Prioritizing the Renovations to-do List

When asked what projects should be prioritized when renovating obsolete properties, most of the panelists agreed that upgrades to lobbies and public spaces should be completed first.  “We do the public space first because that’s where we sell business, where we sell amenities,” Peterson said. “There’s a reason developers build golf courses before they start building homes, because that’s what it takes sometimes to sell the asset.
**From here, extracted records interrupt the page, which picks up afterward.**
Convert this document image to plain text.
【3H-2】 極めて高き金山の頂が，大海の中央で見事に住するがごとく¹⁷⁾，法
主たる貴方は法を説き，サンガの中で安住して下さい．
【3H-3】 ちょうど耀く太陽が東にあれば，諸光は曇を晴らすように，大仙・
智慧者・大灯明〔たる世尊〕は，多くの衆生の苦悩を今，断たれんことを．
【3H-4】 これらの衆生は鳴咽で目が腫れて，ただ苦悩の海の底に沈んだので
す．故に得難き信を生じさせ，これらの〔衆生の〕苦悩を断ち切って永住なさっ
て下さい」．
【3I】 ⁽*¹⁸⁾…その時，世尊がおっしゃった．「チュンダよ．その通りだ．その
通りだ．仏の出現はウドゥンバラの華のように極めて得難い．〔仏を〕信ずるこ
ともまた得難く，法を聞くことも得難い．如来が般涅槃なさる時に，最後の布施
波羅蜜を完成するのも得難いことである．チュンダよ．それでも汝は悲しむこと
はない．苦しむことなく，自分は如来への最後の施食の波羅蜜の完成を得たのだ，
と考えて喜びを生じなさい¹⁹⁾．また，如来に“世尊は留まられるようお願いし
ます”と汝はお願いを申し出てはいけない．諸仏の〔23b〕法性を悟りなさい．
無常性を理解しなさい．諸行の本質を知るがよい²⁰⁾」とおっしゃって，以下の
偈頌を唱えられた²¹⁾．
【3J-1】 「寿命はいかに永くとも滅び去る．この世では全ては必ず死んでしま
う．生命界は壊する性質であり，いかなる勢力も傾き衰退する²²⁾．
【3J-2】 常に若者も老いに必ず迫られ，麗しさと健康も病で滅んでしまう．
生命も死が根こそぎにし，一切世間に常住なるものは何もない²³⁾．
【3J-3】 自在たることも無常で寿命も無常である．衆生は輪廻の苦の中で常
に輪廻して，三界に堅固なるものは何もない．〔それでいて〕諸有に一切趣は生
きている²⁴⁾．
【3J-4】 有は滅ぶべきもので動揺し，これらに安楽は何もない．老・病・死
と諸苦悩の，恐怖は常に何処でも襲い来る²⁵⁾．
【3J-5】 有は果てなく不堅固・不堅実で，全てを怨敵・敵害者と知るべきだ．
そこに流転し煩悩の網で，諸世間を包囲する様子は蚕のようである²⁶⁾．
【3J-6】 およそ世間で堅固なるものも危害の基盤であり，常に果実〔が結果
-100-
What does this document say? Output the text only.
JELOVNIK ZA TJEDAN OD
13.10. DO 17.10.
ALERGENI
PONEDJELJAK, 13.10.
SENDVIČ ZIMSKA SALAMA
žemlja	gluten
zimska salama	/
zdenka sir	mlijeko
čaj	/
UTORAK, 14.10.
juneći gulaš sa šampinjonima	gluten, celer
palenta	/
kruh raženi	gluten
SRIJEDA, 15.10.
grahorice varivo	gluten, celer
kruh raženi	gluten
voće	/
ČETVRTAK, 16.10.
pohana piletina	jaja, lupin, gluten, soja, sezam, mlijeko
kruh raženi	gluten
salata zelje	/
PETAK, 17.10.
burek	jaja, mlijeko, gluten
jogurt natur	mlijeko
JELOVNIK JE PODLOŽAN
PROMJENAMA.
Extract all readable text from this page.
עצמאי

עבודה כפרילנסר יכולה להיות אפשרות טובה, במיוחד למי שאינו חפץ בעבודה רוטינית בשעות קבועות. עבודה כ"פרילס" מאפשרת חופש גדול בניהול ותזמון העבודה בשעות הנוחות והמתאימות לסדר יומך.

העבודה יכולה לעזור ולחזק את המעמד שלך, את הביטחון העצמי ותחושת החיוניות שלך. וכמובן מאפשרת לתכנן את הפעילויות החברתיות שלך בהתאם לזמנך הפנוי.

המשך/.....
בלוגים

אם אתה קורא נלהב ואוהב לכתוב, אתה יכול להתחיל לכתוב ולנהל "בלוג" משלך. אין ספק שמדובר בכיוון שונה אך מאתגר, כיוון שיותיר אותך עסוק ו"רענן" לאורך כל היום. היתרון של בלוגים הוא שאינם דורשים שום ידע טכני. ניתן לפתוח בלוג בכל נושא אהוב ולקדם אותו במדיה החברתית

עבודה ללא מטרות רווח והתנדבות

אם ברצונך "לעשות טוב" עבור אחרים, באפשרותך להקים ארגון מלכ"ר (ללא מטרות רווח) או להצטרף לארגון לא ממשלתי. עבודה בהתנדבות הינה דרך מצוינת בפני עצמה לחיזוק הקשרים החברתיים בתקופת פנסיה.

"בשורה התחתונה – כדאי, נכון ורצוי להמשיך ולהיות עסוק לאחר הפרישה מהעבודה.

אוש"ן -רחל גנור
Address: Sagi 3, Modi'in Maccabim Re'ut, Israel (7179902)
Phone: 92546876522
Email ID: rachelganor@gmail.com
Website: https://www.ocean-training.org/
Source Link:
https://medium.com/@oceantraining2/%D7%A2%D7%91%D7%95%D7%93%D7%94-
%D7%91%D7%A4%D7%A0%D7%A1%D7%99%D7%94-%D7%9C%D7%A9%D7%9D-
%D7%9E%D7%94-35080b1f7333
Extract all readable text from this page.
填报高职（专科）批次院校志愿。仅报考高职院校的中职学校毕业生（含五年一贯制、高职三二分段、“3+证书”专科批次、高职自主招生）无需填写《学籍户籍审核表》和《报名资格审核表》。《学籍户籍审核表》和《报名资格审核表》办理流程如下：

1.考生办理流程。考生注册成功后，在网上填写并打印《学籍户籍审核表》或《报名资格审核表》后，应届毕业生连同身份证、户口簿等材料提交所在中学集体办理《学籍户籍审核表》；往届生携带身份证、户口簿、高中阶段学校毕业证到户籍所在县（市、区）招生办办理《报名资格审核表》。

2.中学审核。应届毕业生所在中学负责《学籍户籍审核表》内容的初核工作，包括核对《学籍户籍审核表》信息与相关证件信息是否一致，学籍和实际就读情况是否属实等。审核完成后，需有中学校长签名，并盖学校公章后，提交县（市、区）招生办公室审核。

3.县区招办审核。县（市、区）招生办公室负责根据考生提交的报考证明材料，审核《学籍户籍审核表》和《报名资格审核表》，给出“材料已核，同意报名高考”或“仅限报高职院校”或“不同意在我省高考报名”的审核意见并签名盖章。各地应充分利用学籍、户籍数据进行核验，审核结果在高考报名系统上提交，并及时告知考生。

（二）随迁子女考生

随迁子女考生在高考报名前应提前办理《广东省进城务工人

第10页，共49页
Then we typically work in the guestroom and corridors last.”

Foster said safety concerns at a property should take immediate priority but agreed public spaces should be renovated next because it’s easier to make a first impression on guests with upgrades in those areas on property.  “We focus on guest-facing things that are going to have a return on investment, so things that the guest is willing to pay more for that they’re willing to recognize that this is a value-add to the property,” Foster said.

One example is The Pfister Hotel in Milwaukee, a 307-room property that Marcus has poured $30 million in to for renovations over the past 10 years, which Foster said has boosted the hotel’s popularity and performance. Foster said a jazz lounge and bar recently opened at The Pfister.

“We’ve done a lot of different projects just to keep it relevant, and we’re very proud that we capture everyone from the Silent Generation through Gen Z these days,” Foster said.  But Maguire said Vantage places a bigger priority on updating guestrooms when scheduling renovations because refurbished rooms have a greater impact on Vantage guests.  “We’re going to get to that lobby, but we’re going to do the guestrooms first,” Maguire said.